Zyklothym

Als zyklothym bezeichnete Ernst Kretschmer (1888–1964) das normale Temperament des Pyknikers, das sich durch Konformität mit der Außenwelt, Anpassung und fröhliche Grundstimmung auszeichnet. Diese Stimmung ist jedoch wie bei allen psychischen Abläufen mehr oder weniger starken Schwankungen ausgesetzt. Als polaren Gegensatz zur zyklothymen Charaktereigenschaft benannte Kretschmer die schizothyme Persönlichkeitsvariante.[1] Die Bezeichnung zyklothym geht zurück auf die deutschen Psychiater Ewald Hecker (1843–1909) und Karl Ludwig Kahlbaum (1828–1899).[2]

Begriffsgeschichte

Der Begriff zklothym entstammt somit einmal aus der Differentiellen und Persönlichkeitspsychologie. Er kennzeichnet aber auch psychopathologische Zustände. Diese sind naturgemäß in der Psychiatrie in ausgeprägter Art und Weise zu beschreiben. Damit ergibt sich auch die Frage nach der Abgrenzung zwischen krankhaften und normalen Zuständen. Als leichtgradige, nicht psychotische Verlaufsform einer psychischen Störung gilt die ebenfalls von Hecker und Kahlbaum zuerst 1898 beschriebene Zyklothymie.[2] Als eindeutig krankhaft gelten die bipolaren Störungen.[3] Damit besteht eine Polarität nicht nur zwischen fröhlichen und traurigen Zuständen, sondern auch zwischen konformen zyklothymen und nicht konformen schizothymen Charakteren. Kretschmer kann zu den Vertretern der klassischen deutschen Psychiatrie gezählt werden, indem er für die Beschreibung der mentalen Zustände körperliche Bezugsqualitäten heranzog, nämlich die Konstitutionstypen. Damit öffnete er den Weg zur Anwendung des triadischen Systems der Psychiatrie. Die Vielfalt der psychischen Zustände konnte durch das Konzept der multikonditionalen Betrachtungsweise erweitert werden.[4]

Einzelnachweise

  1. Jean Delay & Pierre Pichot: Medizinische Psychologie. Franz. Originaltitel: „Abrégé de Psychologie“. 3. Auflage, © 1967 Masson & Cie. Éditeurs, Paris, Übersetzt und bearbeitet von Wolfgang Böcher, 4. Auflage, Georg Thieme-Verlag, Stuttgart 1973, ISBN 3-13-324404-3; S. 129 zu Stw. „zyklothym“.
  2. a b Willibald Pschyrembel: Pschyrembel.

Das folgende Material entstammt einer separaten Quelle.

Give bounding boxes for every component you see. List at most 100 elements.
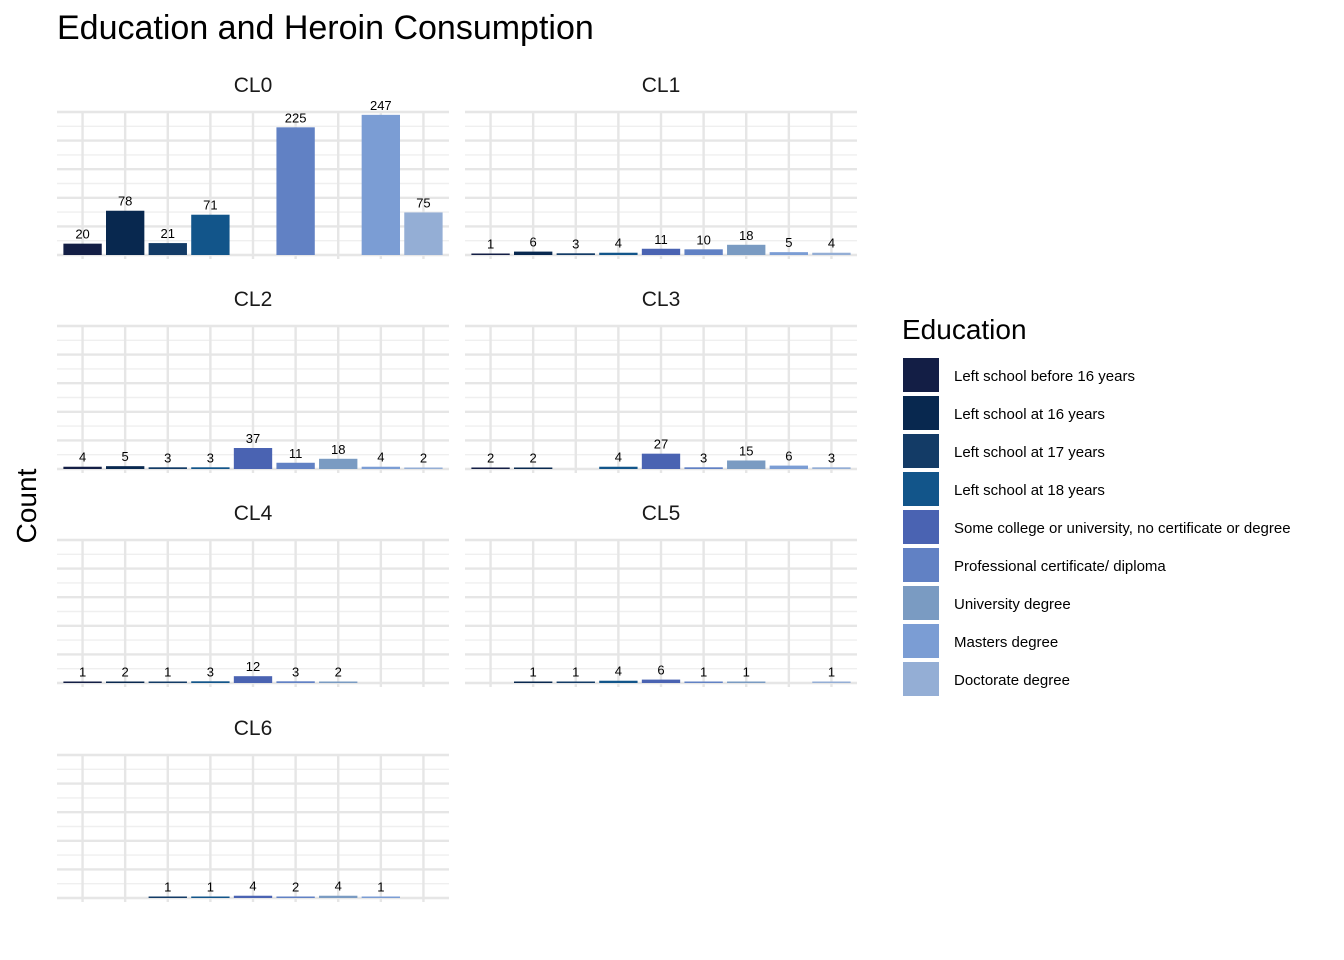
data-label: 18 — [331, 442, 345, 457]
bar — [727, 244, 766, 255]
legend-swatch — [903, 548, 939, 582]
legend-item: Professional certificate/ diploma — [903, 548, 1166, 582]
data-label: 5 — [785, 235, 792, 250]
bar — [812, 467, 851, 469]
data-label: 4 — [79, 450, 86, 465]
data-label: 15 — [739, 443, 753, 458]
data-label: 1 — [207, 880, 214, 895]
bar — [684, 249, 723, 255]
legend-item: Left school at 17 years — [903, 434, 1105, 468]
data-label: 11 — [289, 446, 303, 461]
data-label: 1 — [743, 665, 750, 680]
data-label: 11 — [654, 232, 668, 247]
legend-item: Left school at 18 years — [903, 472, 1105, 506]
legend-swatch — [903, 358, 939, 392]
facet-label: CL1 — [642, 74, 681, 97]
bar — [106, 681, 145, 683]
data-label: 75 — [416, 195, 430, 210]
bar — [106, 210, 145, 255]
y-axis-label: Count — [11, 468, 42, 543]
bar — [404, 467, 443, 469]
data-label: 1 — [572, 665, 579, 680]
panel-cl5: CL5 1 1 4 6 1 1 1 — [465, 502, 857, 687]
data-label: 2 — [530, 451, 537, 466]
data-label: 4 — [377, 450, 384, 465]
bar — [361, 114, 400, 255]
bar — [276, 462, 315, 469]
legend-label: Left school at 16 years — [954, 406, 1105, 423]
legend-swatch — [903, 586, 939, 620]
data-label: 1 — [377, 880, 384, 895]
data-label: 225 — [285, 110, 307, 125]
data-label: 71 — [203, 198, 217, 213]
bar — [191, 467, 230, 469]
data-label: 4 — [615, 236, 622, 251]
bar — [641, 453, 681, 469]
legend-swatch — [903, 472, 939, 506]
bar — [148, 681, 187, 683]
bar — [148, 896, 187, 898]
bar — [63, 243, 102, 255]
data-label: 3 — [572, 236, 579, 251]
facet-label: CL4 — [234, 502, 273, 525]
bar — [599, 680, 638, 683]
facet-label: CL2 — [234, 288, 273, 311]
legend-label: University degree — [954, 596, 1071, 613]
facet-label: CL6 — [234, 717, 273, 740]
bar — [812, 681, 851, 683]
panel-cl1: CL1 1 6 3 4 11 10 18 5 4 — [465, 74, 857, 259]
data-label: 4 — [335, 879, 342, 894]
legend-item: University degree — [903, 586, 1071, 620]
bar — [404, 212, 443, 255]
data-label: 3 — [164, 450, 171, 465]
data-label: 3 — [207, 664, 214, 679]
bar — [319, 681, 358, 683]
legend-swatch — [903, 624, 939, 658]
legend-item: Left school before 16 years — [903, 358, 1135, 392]
bar — [233, 676, 273, 683]
legend: Education Left school before 16 years Lef… — [902, 314, 1291, 696]
bar — [727, 681, 766, 683]
data-label: 4 — [615, 450, 622, 465]
data-label: 1 — [164, 880, 171, 895]
data-label: 3 — [700, 450, 707, 465]
data-label: 27 — [654, 437, 668, 452]
data-label: 6 — [785, 449, 792, 464]
legend-label: Professional certificate/ diploma — [954, 558, 1166, 575]
data-label: 6 — [657, 663, 664, 678]
panel-cl3: CL3 2 2 4 27 3 15 6 3 — [465, 288, 857, 473]
legend-item: Some college or university, no certifica… — [903, 510, 1291, 544]
bar — [514, 251, 553, 255]
data-label: 1 — [79, 665, 86, 680]
data-label: 4 — [828, 236, 835, 251]
bar — [63, 466, 102, 469]
bar — [556, 681, 595, 683]
legend-swatch — [903, 662, 939, 696]
bar — [191, 681, 230, 683]
data-label: 10 — [696, 232, 710, 247]
data-label: 2 — [487, 451, 494, 466]
data-label: 6 — [530, 235, 537, 250]
facet-label: CL5 — [642, 502, 681, 525]
legend-item: Doctorate degree — [903, 662, 1070, 696]
legend-label: Left school before 16 years — [954, 368, 1135, 385]
bar — [684, 681, 723, 683]
data-label: 247 — [370, 98, 392, 113]
bar — [191, 214, 230, 255]
legend-label: Left school at 17 years — [954, 444, 1105, 461]
data-label: 1 — [530, 665, 537, 680]
bar — [514, 681, 553, 683]
data-label: 2 — [420, 451, 427, 466]
bar — [599, 252, 638, 255]
facet-label: CL3 — [642, 288, 681, 311]
bar — [556, 253, 595, 255]
bar — [63, 681, 102, 683]
legend-label: Masters degree — [954, 634, 1058, 651]
bar — [276, 681, 315, 683]
bar — [276, 127, 315, 255]
data-label: 21 — [161, 226, 175, 241]
bar — [106, 466, 145, 469]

Klinisches Wörterbuch. 154.–184. Auflage, Walter de Gruyter & Co., Berlin 1964; S. 977 zu Lemmata „Zyklothyme und Zyklothymie“.
  3. Markus Antonius Wirtz (Hrsg.): Dorsch - Lexikon der Psychologie. 18. Auflage, Verlag Hans Huber, Bern, 2016, ISBN 978-3-456-85643-8; zu Lexikon-Lemma: „Bipolare Störungen“, Angaben aus der am 8. Dezember 2021 abgerufenen online-Version.
  4. Rainer Tölle: Psychiatrie. Kinder- und jugendpsychiatrische Bearbeitung von Reinhart Lempp. 7. Auflage, Springer, Berlin 1985, ISBN 3-540-15853-7, S. 16, 174 f. zu Stw. „Mehrdimensionale Betrachtungsweise“.